Шуман – романтик: романтизм обрел в нем своего представителя в музыке. Музыка Шумана прежде всего поражает нас своей коренной самобытностью: она своеобразна по замыслу, по содержанию и по способу выражения; Шуман редко подчиняется условным приемам и придает своим сочинениям произвольные формы. Он оригинален с первой до последней ноты как в мелодии, так в гармонии и в ритме.
Шуман дорожил выше всего своей самобытностью, и ничто его не могло так уязвить, как сравнение с кем-нибудь. «Пожалуйста, – пишет он Кларе, – не называй меня Жан Полем вторым или Бетховеном вторым; за это я способен тебя ненавидеть целую минуту. Я предпочитаю в десять раз больше быть ниже других, но все-таки оставаться самим собой».
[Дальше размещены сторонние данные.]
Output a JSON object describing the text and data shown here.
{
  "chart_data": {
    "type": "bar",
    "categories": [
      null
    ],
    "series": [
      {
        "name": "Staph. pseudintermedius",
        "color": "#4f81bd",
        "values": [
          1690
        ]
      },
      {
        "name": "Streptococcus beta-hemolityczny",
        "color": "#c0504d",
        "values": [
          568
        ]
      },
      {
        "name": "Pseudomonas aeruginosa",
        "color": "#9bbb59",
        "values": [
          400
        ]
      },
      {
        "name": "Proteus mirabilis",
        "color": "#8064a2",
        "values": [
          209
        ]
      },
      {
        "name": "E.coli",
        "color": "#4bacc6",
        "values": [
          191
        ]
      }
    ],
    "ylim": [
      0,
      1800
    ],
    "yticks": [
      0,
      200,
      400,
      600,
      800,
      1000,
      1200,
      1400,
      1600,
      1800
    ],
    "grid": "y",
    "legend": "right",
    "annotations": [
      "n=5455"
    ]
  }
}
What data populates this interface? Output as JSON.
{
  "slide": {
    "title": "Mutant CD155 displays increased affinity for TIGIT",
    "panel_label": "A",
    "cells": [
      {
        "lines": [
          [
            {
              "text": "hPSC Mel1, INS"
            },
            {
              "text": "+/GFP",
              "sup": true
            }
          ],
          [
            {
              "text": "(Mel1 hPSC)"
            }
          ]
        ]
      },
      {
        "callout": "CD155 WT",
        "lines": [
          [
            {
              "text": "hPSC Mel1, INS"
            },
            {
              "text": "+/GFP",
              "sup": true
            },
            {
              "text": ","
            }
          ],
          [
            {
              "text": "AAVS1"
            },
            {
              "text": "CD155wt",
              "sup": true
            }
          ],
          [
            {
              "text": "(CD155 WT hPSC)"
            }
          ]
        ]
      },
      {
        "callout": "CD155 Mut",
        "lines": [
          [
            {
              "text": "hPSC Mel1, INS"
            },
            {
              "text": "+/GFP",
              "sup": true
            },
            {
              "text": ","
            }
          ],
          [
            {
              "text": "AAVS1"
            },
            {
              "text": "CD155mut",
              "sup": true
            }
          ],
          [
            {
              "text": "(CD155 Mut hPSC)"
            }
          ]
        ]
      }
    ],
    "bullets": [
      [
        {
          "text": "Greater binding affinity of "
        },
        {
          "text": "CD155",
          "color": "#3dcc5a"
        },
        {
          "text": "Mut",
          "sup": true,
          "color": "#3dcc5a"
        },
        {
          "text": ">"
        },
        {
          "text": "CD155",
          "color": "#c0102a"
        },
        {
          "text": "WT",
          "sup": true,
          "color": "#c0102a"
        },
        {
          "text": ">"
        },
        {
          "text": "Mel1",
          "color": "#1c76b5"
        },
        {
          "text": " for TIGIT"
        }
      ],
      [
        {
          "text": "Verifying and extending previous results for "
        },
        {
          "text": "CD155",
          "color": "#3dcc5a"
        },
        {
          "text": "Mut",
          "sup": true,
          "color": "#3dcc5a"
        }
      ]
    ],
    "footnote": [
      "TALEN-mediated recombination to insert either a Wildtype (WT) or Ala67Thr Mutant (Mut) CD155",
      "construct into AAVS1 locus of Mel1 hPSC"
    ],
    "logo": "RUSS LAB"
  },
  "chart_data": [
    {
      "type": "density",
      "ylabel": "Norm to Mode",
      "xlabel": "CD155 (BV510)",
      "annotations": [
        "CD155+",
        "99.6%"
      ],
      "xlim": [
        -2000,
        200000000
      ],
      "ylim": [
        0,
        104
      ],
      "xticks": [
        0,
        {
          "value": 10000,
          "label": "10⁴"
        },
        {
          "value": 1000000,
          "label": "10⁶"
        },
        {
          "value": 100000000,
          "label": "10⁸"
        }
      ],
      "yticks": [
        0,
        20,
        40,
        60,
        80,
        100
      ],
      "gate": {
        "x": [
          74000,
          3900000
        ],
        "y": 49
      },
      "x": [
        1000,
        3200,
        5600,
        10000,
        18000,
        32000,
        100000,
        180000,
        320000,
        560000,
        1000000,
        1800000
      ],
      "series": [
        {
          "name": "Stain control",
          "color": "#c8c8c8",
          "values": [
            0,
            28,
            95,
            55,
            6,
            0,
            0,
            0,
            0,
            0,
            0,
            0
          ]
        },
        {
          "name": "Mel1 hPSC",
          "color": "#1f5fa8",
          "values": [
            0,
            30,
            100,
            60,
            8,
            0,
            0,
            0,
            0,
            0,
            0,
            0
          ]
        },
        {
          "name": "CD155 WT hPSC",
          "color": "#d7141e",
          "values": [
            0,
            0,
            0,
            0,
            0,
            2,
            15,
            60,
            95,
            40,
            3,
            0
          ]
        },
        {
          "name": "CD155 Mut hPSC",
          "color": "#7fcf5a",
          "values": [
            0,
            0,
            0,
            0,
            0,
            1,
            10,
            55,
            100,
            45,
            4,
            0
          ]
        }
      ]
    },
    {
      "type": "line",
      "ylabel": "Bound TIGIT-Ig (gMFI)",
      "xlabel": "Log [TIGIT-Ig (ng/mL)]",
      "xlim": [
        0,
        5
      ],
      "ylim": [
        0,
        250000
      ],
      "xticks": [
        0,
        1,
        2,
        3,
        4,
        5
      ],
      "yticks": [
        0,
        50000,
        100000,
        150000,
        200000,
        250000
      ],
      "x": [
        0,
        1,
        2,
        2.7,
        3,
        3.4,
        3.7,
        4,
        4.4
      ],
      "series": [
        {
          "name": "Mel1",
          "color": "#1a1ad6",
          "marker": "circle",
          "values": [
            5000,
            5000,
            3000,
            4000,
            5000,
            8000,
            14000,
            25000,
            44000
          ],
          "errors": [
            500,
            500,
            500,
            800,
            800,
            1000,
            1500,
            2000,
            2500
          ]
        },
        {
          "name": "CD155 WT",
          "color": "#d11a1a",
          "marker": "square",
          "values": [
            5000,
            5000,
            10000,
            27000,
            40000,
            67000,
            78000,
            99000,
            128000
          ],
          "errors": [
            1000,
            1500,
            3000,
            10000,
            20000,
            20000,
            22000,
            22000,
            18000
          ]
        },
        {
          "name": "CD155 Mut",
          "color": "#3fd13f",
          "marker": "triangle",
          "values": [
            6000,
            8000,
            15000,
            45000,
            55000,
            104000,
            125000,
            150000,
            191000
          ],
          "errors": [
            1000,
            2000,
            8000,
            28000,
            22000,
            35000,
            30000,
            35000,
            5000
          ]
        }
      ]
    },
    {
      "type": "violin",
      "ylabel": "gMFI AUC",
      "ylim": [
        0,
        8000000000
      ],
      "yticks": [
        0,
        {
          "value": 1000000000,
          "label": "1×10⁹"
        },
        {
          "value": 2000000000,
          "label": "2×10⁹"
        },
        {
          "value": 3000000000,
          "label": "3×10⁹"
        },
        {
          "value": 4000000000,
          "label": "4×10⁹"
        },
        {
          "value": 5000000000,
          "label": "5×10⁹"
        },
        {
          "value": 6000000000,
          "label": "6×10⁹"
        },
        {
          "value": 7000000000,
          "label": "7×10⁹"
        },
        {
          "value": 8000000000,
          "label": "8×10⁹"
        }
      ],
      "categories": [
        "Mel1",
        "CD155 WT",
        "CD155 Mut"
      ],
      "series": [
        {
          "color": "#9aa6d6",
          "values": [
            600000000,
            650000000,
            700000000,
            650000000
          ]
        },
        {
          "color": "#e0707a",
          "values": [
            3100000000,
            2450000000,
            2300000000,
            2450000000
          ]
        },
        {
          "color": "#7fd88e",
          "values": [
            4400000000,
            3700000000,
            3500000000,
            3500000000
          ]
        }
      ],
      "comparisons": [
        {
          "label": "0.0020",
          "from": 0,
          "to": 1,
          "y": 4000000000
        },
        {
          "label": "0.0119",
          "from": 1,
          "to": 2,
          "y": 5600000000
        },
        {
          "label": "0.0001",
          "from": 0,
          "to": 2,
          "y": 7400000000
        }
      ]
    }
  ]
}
Шуман был особенно велик в малом, то есть в коротких вещах, в которых как бы сконцентрировались его творческие богатства. Он и предпочитал писать небольшие пьесы, и даже большинство его крупных произведений состоит из группировки отдельных коротких частей. В его творчестве участвовало три фактора: Шуман – человек, поэт и музыкант; первый привносил искренность чувства и глубину мысли; второй украшал написанное неисчерпаемым богатством фантазии и блестящим юмором, третий скреплял все печатью гения и оригинальности. Те слова, которые Шуман прилагает к Шуберту, могут быть сказаны и про него: «Он находил созвучия для тончайших ощущений и мыслей, событий и положений. Как в тысячу различных лучей преломляются человеческие думы и чувства – так и его музыка. Все, на что упадет его взор, к чему прикоснется его рука – превращается в музыку; из камней, которые он бросает, встают, как у Девкалиона и Пирры, живые существа. Он был самый избранный после Бетховена и, смертельный враг всех филистеров, творил музыку в высшем значении этого слова».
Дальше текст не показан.